Texte intégral
Mesdames les Ministres,
Mesdames et Messieurs les parlementaires et élus,
Monsieur le préfet de police de Paris,
Mon général, Monsieur le chef d'état-major des armées,
Monsieur le délégué général pour l'armement,
Monsieur le secrétaire général pour l'administration,
Messieurs les chefs d'état-major,
Mesdames et Messieurs les inspecteurs généraux,
Monsieur le gouverneur militaire de Paris,
Monsieur le contrôleur général des armées,
Officiers généraux, officiers, sous-officiers, militaires du rang, personnels civils du ministère
des armées,
Mesdames et Messieurs,
Monsieur l'inspecteur général des armées, Général Abad, Dans cette cour d'honneur des Invalides que vous connaissez intimement, la Nation honore les plus valeureux de ses soldats.
Depuis plus de trois siècles, cette cour incarne l'histoire de France, une histoire " faite à coups d'épée ", l'histoire des hommes et des femmes qui ont choisi le métier des armes, parfois jusqu'au sacrifice suprême.
Cette cour, mon général, vous l'avez arpentée de jour comme de nuit, dans des moments de liesse comme à certaines heures tragiques, et votre propre histoire semble s'y résumer, de vos premiers élans à Saint-Cyr sous le regard de l'Empereur à votre plein accomplissement dans la fonction de gouverneur militaire de Paris.
C'est dans cette cour, mon général, que la Nation vous exprime aujourd'hui sa profonde reconnaissance. Vous commencez votre carrière militaire par un choix affirmé, celui d'une arme : le génie. A la sortie de Saint-Cyr, promotion " Cadets de la France Libre ", vous intégrez votre école d'application à Angers. Et déjà vous avez l'âme d'un sapeur résolu, déterminé et engagé au service des autres.

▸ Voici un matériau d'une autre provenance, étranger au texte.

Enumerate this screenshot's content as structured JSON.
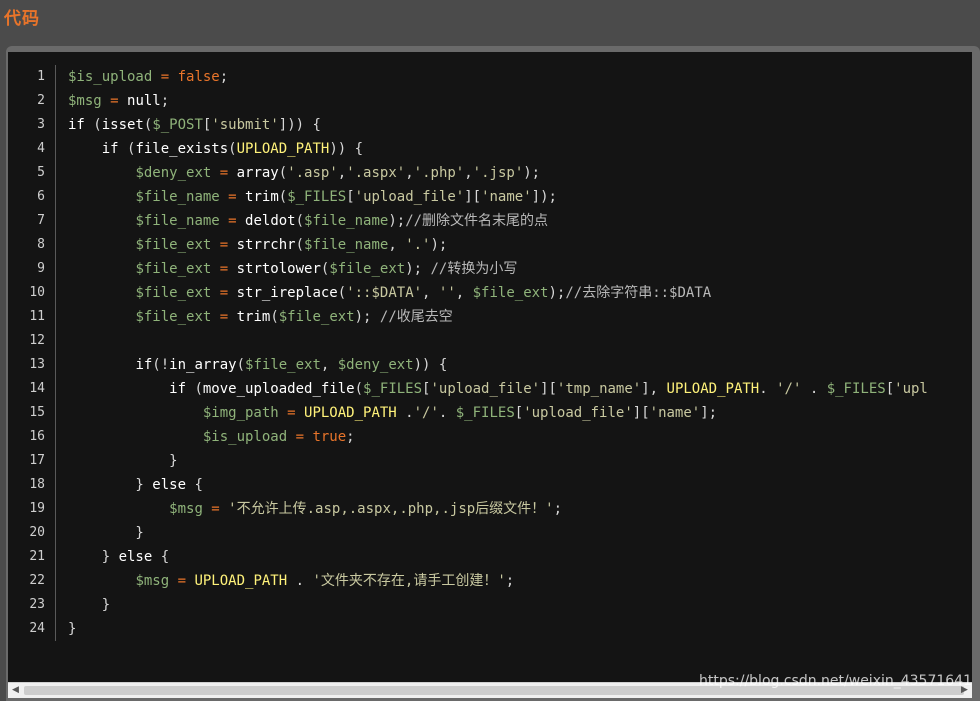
{
  "header": {
    "title": "代码"
  },
  "code": {
    "line_numbers": [
      "1",
      "2",
      "3",
      "4",
      "5",
      "6",
      "7",
      "8",
      "9",
      "10",
      "11",
      "12",
      "13",
      "14",
      "15",
      "16",
      "17",
      "18",
      "19",
      "20",
      "21",
      "22",
      "23",
      "24"
    ],
    "lines": [
      [
        [
          "v",
          "$is_upload"
        ],
        [
          "o",
          " = "
        ],
        [
          "b",
          "false"
        ],
        [
          "n",
          ";"
        ]
      ],
      [
        [
          "v",
          "$msg"
        ],
        [
          "o",
          " = "
        ],
        [
          "k",
          "null"
        ],
        [
          "n",
          ";"
        ]
      ],
      [
        [
          "k",
          "if"
        ],
        [
          "n",
          " ("
        ],
        [
          "k",
          "isset"
        ],
        [
          "n",
          "("
        ],
        [
          "v",
          "$_POST"
        ],
        [
          "n",
          "["
        ],
        [
          "s",
          "'submit'"
        ],
        [
          "n",
          "])) {"
        ]
      ],
      [
        [
          "n",
          "    "
        ],
        [
          "k",
          "if"
        ],
        [
          "n",
          " ("
        ],
        [
          "k",
          "file_exists"
        ],
        [
          "n",
          "("
        ],
        [
          "u",
          "UPLOAD_PATH"
        ],
        [
          "n",
          ")) {"
        ]
      ],
      [
        [
          "n",
          "        "
        ],
        [
          "v",
          "$deny_ext"
        ],
        [
          "o",
          " = "
        ],
        [
          "k",
          "array"
        ],
        [
          "n",
          "("
        ],
        [
          "s",
          "'.asp'"
        ],
        [
          "n",
          ","
        ],
        [
          "s",
          "'.aspx'"
        ],
        [
          "n",
          ","
        ],
        [
          "s",
          "'.php'"
        ],
        [
          "n",
          ","
        ],
        [
          "s",
          "'.jsp'"
        ],
        [
          "n",
          ");"
        ]
      ],
      [
        [
          "n",
          "        "
        ],
        [
          "v",
          "$file_name"
        ],
        [
          "o",
          " = "
        ],
        [
          "k",
          "trim"
        ],
        [
          "n",
          "("
        ],
        [
          "v",
          "$_FILES"
        ],
        [
          "n",
          "["
        ],
        [
          "s",
          "'upload_file'"
        ],
        [
          "n",
          "]["
        ],
        [
          "s",
          "'name'"
        ],
        [
          "n",
          "]);"
        ]
      ],
      [
        [
          "n",
          "        "
        ],
        [
          "v",
          "$file_name"
        ],
        [
          "o",
          " = "
        ],
        [
          "k",
          "deldot"
        ],
        [
          "n",
          "("
        ],
        [
          "v",
          "$file_name"
        ],
        [
          "n",
          ");"
        ],
        [
          "c",
          "//删除文件名末尾的点"
        ]
      ],
      [
        [
          "n",
          "        "
        ],
        [
          "v",
          "$file_ext"
        ],
        [
          "o",
          " = "
        ],
        [
          "k",
          "strrchr"
        ],
        [
          "n",
          "("
        ],
        [
          "v",
          "$file_name"
        ],
        [
          "n",
          ", "
        ],
        [
          "s",
          "'.'"
        ],
        [
          "n",
          ");"
        ]
      ],
      [
        [
          "n",
          "        "
        ],
        [
          "v",
          "$file_ext"
        ],
        [
          "o",
          " = "
        ],
        [
          "k",
          "strtolower"
        ],
        [
          "n",
          "("
        ],
        [
          "v",
          "$file_ext"
        ],
        [
          "n",
          "); "
        ],
        [
          "c",
          "//转换为小写"
        ]
      ],
      [
        [
          "n",
          "        "
        ],
        [
          "v",
          "$file_ext"
        ],
        [
          "o",
          " = "
        ],
        [
          "k",
          "str_ireplace"
        ],
        [
          "n",
          "("
        ],
        [
          "s",
          "'::$DATA'"
        ],
        [
          "n",
          ", "
        ],
        [
          "s",
          "''"
        ],
        [
          "n",
          ", "
        ],
        [
          "v",
          "$file_ext"
        ],
        [
          "n",
          ");"
        ],
        [
          "c",
          "//去除字符串::$DATA"
        ]
      ],
      [
        [
          "n",
          "        "
        ],
        [
          "v",
          "$file_ext"
        ],
        [
          "o",
          " = "
        ],
        [
          "k",
          "trim"
        ],
        [
          "n",
          "("
        ],
        [
          "v",
          "$file_ext"
        ],
        [
          "n",
          "); "
        ],
        [
          "c",
          "//收尾去空"
        ]
      ],
      [],
      [
        [
          "n",
          "        "
        ],
        [
          "k",
          "if"
        ],
        [
          "n",
          "(!"
        ],
        [
          "k",
          "in_array"
        ],
        [
          "n",
          "("
        ],
        [
          "v",
          "$file_ext"
        ],
        [
          "n",
          ", "
        ],
        [
          "v",
          "$deny_ext"
        ],
        [
          "n",
          ")) {"
        ]
      ],
      [
        [
          "n",
          "            "
        ],
        [
          "k",
          "if"
        ],
        [
          "n",
          " ("
        ],
        [
          "k",
          "move_uploaded_file"
        ],
        [
          "n",
          "("
        ],
        [
          "v",
          "$_FILES"
        ],
        [
          "n",
          "["
        ],
        [
          "s",
          "'upload_file'"
        ],
        [
          "n",
          "]["
        ],
        [
          "s",
          "'tmp_name'"
        ],
        [
          "n",
          "], "
        ],
        [
          "u",
          "UPLOAD_PATH"
        ],
        [
          "n",
          ". "
        ],
        [
          "s",
          "'/'"
        ],
        [
          "n",
          " . "
        ],
        [
          "v",
          "$_FILES"
        ],
        [
          "n",
          "["
        ],
        [
          "s",
          "'upl"
        ]
      ],
      [
        [
          "n",
          "                "
        ],
        [
          "v",
          "$img_path"
        ],
        [
          "o",
          " = "
        ],
        [
          "u",
          "UPLOAD_PATH"
        ],
        [
          "n",
          " ."
        ],
        [
          "s",
          "'/'"
        ],
        [
          "n",
          ". "
        ],
        [
          "v",
          "$_FILES"
        ],
        [
          "n",
          "["
        ],
        [
          "s",
          "'upload_file'"
        ],
        [
          "n",
          "]["
        ],
        [
          "s",
          "'name'"
        ],
        [
          "n",
          "];"
        ]
      ],
      [
        [
          "n",
          "                "
        ],
        [
          "v",
          "$is_upload"
        ],
        [
          "o",
          " = "
        ],
        [
          "b",
          "true"
        ],
        [
          "n",
          ";"
        ]
      ],
      [
        [
          "n",
          "            }"
        ]
      ],
      [
        [
          "n",
          "        } "
        ],
        [
          "k",
          "else"
        ],
        [
          "n",
          " {"
        ]
      ],
      [
        [
          "n",
          "            "
        ],
        [
          "v",
          "$msg"
        ],
        [
          "o",
          " = "
        ],
        [
          "s",
          "'不允许上传.asp,.aspx,.php,.jsp后缀文件！'"
        ],
        [
          "n",
          ";"
        ]
      ],
      [
        [
          "n",
          "        }"
        ]
      ],
      [
        [
          "n",
          "    } "
        ],
        [
          "k",
          "else"
        ],
        [
          "n",
          " {"
        ]
      ],
      [
        [
          "n",
          "        "
        ],
        [
          "v",
          "$msg"
        ],
        [
          "o",
          " = "
        ],
        [
          "u",
          "UPLOAD_PATH"
        ],
        [
          "n",
          " . "
        ],
        [
          "s",
          "'文件夹不存在,请手工创建！'"
        ],
        [
          "n",
          ";"
        ]
      ],
      [
        [
          "n",
          "    }"
        ]
      ],
      [
        [
          "n",
          "}"
        ]
      ]
    ]
  },
  "scrollbar": {
    "left_arrow": "◀",
    "right_arrow": "▶"
  },
  "watermark": "https://blog.csdn.net/weixin_43571641"
}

Vous choisissez le 31e régiment du génie à Castelsarrasin. Vous apprenez à vos subordonnés la rigueur et la persévérance pour " ouvrir la route " (Devise du 31e RG), déminer, bâtir. Travailler parfois la nuit pour que les autres puissent avancer le jour. Et un état d'esprit : " toujours servir " (Référence à la devise du génie : " Parfois détruire, souvent construire, toujours servir ". Vous faites preuve dans cette mission de rares qualités de discernement et d'une exigence qui ne laisse rien au hasard). Au fond de l'âme du sapeur grandit celle d'un chef.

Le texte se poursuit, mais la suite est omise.